Accounts receivable was up $136,667 for invoices to our market partners while inventory was reduced $100,123 as operations made some efficiency gains and accounted for some expired inventory.

Liabilities increased to $4,367,771 at June 30, 2013 from $4,116,154 on December 31, 2012, an increase of $251,617 or 6.1%. Accounts payable increased $196,056.

FACTORS AFFECTING THE COMPANY'S BUSINESS AND PROSPECTS Statements included in this Report on Form 10-Q, including within the Management's Discussion and Analysis of Financial Condition and Results of Operations which are not historical in nature, are intended to be and are hereby identified as "forward looking statements" for purposes of the safe harbor provided by the Private Securities Litigation Reform Act of 1995. Forward looking statements are subject to certain risks and uncertainties that could cause actual results to differ materially from those indicated in the forward looking statements due to several factors. The Company undertakes no obligation to publicly release any revisions to these forward looking statements or reflect events or circumstances after the date hereof.
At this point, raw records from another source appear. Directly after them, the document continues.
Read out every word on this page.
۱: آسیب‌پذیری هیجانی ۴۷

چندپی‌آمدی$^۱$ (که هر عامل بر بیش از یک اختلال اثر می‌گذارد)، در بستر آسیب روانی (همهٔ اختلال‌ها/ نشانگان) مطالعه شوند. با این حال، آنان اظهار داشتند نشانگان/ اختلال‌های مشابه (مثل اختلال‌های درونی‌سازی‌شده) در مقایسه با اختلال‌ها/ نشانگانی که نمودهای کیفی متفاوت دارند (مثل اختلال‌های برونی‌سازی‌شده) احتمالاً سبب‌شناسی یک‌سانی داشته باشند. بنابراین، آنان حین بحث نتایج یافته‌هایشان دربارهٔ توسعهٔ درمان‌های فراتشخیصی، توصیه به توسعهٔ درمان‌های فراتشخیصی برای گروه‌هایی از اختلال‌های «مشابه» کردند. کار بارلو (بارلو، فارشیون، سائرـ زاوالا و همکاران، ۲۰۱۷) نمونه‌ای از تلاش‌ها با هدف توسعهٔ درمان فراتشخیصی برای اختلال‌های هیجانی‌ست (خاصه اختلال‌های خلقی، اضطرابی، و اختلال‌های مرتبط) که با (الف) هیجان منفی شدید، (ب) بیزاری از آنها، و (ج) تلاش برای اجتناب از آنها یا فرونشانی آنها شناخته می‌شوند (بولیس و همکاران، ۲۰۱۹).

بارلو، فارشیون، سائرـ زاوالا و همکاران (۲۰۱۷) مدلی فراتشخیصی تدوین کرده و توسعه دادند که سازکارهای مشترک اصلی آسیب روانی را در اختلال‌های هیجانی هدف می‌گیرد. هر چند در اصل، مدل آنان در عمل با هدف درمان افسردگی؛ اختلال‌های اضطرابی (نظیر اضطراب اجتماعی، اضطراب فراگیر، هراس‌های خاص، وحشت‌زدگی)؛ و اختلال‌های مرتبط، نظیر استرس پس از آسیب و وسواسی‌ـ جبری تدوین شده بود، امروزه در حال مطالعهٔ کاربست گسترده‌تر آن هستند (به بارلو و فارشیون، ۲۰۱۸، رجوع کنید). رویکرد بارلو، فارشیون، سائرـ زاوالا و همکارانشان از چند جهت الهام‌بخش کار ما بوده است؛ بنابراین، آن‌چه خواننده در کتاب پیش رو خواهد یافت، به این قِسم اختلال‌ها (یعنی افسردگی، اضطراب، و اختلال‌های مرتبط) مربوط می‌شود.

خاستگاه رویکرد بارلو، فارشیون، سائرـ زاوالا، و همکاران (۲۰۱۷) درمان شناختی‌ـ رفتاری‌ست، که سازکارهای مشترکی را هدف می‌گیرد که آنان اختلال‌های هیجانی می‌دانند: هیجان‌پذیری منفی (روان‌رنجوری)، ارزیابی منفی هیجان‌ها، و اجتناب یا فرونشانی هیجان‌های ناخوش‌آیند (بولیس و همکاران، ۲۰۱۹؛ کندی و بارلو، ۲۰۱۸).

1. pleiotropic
There are a number of factors that affect the Company's business and the result of its operations. These factors include economic, business, and regulatory conditions; the financial health and success of the Company's existing marketing partners; the level of acceptance of the Company's products and services; the rate and commercial applicability of advancements and discoveries in the genetics field; and the Company's ability to enter into strategic alliances with companies in the consumer products and genetics industry.